Monday, October 8, 2007

A great rush of wind...

That's just my sigh of relief at the whole interview weekend being over.

Of course, now an opposite breeze is blowing because I'm sucking in air as I get ready to go through our stack of people to call and say yes, you made it through the meat grinder and are being offered a job!

And that's just for the front end. You should see the stack of "no" people from ALL the departments that I have to send letters of "thanks, but no thanks" to. It's huge. Barely stays upright. Think of all the envelopes I'll have to address. At least I'll have plenty to do when we're back in town.

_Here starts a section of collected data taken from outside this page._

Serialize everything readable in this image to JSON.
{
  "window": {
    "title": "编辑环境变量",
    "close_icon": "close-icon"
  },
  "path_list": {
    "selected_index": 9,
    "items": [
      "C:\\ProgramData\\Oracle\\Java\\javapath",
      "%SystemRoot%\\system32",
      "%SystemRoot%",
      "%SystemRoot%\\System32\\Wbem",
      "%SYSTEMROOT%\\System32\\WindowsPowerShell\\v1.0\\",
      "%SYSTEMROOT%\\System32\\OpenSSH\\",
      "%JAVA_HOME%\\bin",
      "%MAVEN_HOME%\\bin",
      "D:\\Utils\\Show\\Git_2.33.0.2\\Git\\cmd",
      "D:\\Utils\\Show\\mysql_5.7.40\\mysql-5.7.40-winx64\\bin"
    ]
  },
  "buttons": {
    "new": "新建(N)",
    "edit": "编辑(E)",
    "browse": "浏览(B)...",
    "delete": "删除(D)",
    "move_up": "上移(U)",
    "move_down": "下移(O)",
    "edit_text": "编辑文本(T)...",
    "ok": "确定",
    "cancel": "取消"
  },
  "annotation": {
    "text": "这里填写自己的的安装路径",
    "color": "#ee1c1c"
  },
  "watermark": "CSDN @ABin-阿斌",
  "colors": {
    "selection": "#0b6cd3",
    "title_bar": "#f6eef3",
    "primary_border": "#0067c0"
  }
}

I learned a lot through the interviews I conducted this weekend. Especially of what not to do when you are interviewing for a job! I'll share my newfound wisdom and hope that none of these people are reading this.

1. Don't wear shirts that say things like Genius by Birth, Slacker by Choice.

2. Don't wear your baseball cap sideways.

3. Don't walk into the interview in a manner that says, "I'm into depressing music and sitting in the dark contemplating my pathetic existence" or "My daddy's making me do this." It doesn't matter how you're dressed when we see a gait like that.

4. Don't plop down in a chair and demand a lead position or management position in your department of choice. You may find that's the person you're talking to.

5. Please leave God out of it. It's totally cool if you're religious, but if we think you may start harassing customers and asking if they've been saved, you won't have a snowball's chance in... Well, you know.

6. Don't try to dig yourself out of that grave you've found yourself in. You'll probably just make it worse.

7. Don't try to speak around that foot in your mouth. By that time, it would probably be best just to nod and smile and get the heck out. We may admire your grace in dashing around the long tables as you fly out the door. Or for humor's sake, try adding the other foot. Or someone else's foot.

Okay, I've run out of witticisms for now. I'm going to go to bed and dream about the stack of "no hires" falling on top of me and smothering me.